Other ways the steel industry has embraced the green movement include:
· being the only significant industry in the United States to increase production while cutting energy consumption;
· reducing energy intensity by 10 percent between 2002 and 2004, and by 15 percent since 2002;
· generating only between 1 and 2 percent of greenhouse gas emissions in the U.S.;
· being globally recycled more than aluminum, paper, glass and plastic combined.
The American steel industry is currently conducting research on the next generation of iron and steelmaking technologies that will dramatically reduce or eliminate CO2 emissions. This research, called the CO2 Breakthrough Program, represents significant progress towardscarbon-free ironmaking. One project under way at MIT produces iron by molten oxide electrolysis (MOE) and generates near zero CO2 emissions. A second project called "Ironmaking by Hydrogen Flash Smelting" now being conducted at the University of Utah, replaced carbon as a blast-furnace fuel with hydrogen.
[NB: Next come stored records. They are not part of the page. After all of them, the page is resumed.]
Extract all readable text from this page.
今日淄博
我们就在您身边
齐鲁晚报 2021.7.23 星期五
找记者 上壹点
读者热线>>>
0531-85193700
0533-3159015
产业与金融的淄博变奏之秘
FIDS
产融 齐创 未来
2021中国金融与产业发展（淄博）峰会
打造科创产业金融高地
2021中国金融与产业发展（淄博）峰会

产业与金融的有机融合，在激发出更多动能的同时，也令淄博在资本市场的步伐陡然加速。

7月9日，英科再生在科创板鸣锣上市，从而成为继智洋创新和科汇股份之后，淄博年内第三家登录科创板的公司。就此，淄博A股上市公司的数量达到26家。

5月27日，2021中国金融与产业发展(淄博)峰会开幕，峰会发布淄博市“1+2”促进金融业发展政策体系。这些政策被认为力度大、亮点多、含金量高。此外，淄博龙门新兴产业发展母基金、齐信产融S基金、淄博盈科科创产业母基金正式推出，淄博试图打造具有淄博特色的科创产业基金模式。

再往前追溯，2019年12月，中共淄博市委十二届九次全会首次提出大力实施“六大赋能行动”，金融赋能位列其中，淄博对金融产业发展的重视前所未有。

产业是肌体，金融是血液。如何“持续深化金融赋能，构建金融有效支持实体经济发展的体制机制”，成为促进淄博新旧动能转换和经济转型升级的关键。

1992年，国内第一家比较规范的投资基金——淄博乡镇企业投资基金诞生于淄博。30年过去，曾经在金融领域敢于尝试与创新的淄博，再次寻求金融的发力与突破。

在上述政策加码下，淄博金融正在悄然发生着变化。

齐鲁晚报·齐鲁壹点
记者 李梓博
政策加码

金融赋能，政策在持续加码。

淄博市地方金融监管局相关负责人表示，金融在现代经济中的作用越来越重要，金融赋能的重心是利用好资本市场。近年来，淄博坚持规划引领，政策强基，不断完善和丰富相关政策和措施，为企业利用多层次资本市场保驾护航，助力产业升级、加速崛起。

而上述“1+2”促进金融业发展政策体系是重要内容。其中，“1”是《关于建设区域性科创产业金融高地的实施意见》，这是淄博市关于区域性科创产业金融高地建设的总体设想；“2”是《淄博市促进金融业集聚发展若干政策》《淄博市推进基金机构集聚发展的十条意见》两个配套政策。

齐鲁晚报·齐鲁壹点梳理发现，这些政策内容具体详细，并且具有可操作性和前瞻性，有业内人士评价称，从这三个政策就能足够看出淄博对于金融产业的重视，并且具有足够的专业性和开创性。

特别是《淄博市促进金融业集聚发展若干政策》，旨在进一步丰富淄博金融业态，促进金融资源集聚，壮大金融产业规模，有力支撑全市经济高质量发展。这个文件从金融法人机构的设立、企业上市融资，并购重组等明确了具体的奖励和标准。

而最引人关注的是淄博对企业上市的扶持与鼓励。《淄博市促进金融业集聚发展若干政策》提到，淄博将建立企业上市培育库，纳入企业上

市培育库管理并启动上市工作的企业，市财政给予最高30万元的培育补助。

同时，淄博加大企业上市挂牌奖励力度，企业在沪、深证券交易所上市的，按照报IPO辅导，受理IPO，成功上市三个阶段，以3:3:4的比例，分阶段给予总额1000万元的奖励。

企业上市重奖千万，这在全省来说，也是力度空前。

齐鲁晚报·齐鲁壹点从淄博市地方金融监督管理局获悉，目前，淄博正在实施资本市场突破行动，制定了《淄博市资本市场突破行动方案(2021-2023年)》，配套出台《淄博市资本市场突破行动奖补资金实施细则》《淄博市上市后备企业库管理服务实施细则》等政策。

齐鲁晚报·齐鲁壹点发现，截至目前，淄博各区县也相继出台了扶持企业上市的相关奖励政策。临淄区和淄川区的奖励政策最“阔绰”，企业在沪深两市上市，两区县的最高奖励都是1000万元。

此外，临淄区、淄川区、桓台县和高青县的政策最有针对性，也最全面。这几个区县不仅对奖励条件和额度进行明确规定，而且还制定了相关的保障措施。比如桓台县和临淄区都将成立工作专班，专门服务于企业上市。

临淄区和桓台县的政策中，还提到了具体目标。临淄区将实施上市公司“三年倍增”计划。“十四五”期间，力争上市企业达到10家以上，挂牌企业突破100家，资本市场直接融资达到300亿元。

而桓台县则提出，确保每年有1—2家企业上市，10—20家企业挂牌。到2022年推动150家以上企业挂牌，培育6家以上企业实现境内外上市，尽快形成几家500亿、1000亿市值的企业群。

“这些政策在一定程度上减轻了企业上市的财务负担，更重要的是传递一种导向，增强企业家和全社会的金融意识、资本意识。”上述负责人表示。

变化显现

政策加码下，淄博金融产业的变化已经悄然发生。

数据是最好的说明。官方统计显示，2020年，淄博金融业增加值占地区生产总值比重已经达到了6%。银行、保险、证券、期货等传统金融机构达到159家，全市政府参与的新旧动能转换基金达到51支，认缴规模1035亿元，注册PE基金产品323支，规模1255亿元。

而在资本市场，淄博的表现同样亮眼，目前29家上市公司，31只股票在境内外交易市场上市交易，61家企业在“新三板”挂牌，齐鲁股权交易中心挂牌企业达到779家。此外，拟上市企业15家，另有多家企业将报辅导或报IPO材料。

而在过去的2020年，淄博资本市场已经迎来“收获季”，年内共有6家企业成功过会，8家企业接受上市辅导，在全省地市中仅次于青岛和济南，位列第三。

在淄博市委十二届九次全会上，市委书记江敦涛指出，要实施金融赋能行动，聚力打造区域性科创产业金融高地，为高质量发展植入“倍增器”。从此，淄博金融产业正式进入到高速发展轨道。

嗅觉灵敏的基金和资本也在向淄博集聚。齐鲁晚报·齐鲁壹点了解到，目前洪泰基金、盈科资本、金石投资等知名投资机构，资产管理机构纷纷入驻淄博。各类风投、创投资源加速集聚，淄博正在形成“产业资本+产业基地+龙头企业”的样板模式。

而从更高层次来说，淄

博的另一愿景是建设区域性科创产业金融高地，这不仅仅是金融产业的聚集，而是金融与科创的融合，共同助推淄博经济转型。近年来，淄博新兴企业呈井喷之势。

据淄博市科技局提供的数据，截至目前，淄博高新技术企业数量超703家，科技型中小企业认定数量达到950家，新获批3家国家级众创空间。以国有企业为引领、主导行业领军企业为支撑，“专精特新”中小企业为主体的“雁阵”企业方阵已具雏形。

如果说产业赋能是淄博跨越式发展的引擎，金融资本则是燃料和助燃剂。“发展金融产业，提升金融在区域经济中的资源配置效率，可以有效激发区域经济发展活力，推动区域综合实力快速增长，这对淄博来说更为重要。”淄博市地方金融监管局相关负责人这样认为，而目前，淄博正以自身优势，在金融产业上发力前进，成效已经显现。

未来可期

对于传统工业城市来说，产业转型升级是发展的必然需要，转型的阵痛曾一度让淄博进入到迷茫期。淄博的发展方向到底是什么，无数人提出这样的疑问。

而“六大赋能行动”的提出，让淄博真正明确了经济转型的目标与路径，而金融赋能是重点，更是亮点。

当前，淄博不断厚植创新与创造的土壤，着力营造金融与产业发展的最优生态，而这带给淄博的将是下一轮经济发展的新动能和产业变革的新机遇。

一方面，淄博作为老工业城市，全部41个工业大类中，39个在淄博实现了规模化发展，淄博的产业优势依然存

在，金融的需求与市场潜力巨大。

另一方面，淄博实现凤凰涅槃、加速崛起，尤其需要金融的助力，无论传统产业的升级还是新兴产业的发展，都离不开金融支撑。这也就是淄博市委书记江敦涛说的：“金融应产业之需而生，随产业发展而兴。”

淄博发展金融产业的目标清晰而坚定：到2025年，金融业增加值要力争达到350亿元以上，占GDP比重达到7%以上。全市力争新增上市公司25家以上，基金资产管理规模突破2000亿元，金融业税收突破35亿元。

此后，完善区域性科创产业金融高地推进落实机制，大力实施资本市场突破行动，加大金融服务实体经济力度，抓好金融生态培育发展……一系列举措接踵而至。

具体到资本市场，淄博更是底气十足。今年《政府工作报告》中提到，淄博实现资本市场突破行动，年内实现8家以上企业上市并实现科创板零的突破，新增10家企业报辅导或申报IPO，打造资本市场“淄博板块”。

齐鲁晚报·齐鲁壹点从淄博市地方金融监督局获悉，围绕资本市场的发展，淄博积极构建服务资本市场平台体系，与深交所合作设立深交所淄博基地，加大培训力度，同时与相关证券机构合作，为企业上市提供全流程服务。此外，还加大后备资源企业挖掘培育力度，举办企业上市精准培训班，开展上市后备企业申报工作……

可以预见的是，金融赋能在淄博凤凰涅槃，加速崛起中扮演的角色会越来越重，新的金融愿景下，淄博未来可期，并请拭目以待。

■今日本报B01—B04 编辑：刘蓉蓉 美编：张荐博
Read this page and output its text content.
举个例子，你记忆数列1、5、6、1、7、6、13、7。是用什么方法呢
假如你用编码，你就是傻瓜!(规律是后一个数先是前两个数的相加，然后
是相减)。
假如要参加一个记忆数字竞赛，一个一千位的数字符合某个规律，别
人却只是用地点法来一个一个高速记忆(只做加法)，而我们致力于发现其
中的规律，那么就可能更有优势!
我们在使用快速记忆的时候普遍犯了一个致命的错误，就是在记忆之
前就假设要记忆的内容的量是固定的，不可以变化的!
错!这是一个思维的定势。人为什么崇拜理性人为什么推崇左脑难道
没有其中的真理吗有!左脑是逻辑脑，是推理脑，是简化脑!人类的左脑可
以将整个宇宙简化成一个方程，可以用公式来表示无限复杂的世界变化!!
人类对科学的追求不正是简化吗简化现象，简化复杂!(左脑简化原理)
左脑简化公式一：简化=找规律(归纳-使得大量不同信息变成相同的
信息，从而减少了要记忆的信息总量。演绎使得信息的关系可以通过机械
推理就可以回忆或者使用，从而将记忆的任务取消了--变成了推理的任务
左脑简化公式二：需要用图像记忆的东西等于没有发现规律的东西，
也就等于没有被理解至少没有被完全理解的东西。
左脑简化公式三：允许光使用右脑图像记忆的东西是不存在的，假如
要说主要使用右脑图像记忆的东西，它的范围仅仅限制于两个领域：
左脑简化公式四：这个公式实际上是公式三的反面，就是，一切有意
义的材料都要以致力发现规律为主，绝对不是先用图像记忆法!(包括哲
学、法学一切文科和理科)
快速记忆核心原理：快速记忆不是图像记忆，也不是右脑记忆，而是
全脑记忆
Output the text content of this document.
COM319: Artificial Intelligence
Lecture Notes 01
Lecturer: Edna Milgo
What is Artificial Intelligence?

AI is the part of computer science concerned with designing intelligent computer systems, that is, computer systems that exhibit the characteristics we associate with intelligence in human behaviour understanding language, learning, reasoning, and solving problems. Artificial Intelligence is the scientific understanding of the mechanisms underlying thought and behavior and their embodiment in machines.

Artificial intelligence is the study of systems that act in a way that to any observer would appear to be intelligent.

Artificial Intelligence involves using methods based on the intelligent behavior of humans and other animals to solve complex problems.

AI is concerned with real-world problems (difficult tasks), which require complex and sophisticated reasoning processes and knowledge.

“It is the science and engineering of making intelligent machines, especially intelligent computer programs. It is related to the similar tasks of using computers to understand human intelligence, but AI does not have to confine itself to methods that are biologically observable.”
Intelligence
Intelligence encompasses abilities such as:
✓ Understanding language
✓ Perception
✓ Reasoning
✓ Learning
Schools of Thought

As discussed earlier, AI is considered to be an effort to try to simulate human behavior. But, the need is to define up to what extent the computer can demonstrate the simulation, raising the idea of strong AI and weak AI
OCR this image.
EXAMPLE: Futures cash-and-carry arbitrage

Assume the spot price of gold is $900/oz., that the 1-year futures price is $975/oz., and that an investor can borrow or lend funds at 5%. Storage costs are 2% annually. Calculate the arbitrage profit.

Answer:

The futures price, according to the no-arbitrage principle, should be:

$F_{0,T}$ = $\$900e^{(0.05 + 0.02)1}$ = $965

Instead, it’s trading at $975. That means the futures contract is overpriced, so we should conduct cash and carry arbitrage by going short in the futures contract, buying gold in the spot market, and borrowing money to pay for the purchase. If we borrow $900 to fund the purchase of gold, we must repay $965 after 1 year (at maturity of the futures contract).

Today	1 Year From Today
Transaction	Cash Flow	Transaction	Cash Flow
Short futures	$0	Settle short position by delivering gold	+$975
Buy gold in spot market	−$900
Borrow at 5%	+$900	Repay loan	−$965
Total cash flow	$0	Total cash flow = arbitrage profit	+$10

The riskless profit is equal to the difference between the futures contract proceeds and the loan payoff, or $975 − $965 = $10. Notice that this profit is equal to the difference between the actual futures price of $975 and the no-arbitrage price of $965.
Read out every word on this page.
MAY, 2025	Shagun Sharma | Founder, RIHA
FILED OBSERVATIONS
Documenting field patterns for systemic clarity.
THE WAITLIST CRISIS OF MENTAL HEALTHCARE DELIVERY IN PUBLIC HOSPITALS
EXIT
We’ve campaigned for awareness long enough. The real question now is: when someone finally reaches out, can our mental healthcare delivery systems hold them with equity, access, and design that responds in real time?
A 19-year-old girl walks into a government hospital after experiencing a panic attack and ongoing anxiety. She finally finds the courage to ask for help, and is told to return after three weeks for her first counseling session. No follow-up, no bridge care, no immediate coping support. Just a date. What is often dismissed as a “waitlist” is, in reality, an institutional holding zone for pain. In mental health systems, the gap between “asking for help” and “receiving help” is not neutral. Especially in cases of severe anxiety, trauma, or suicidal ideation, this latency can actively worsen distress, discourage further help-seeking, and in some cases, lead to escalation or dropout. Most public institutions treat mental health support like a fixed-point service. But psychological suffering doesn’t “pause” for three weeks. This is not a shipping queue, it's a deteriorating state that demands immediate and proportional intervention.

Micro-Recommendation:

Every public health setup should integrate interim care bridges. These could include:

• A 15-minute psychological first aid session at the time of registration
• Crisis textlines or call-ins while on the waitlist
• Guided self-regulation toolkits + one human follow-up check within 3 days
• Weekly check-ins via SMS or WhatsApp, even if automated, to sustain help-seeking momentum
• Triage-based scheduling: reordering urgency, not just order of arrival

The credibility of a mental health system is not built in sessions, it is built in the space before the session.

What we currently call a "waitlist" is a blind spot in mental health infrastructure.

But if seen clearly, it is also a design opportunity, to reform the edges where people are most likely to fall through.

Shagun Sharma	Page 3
AISI serves as the voice of the North American steel industry in the public policy arena and advances the case for steel in the marketplace as the material of choice. AISI plays a lead role in the development and application of new steels and steelmaking technology. AISI is comprised of 24 member companies, including integrated and electric furnace steelmakers, and 138 associate and affiliate members who are suppliers to or customers of the steel industry. AISI's member companies represent over 75 percent of both U.S. and North American steel capacity. Because of steel's broad range of applications – including renewable energy infrastructure, machinery and equipment, defense, transportation, and infrastructure – the industry is vital to America's economic and national security.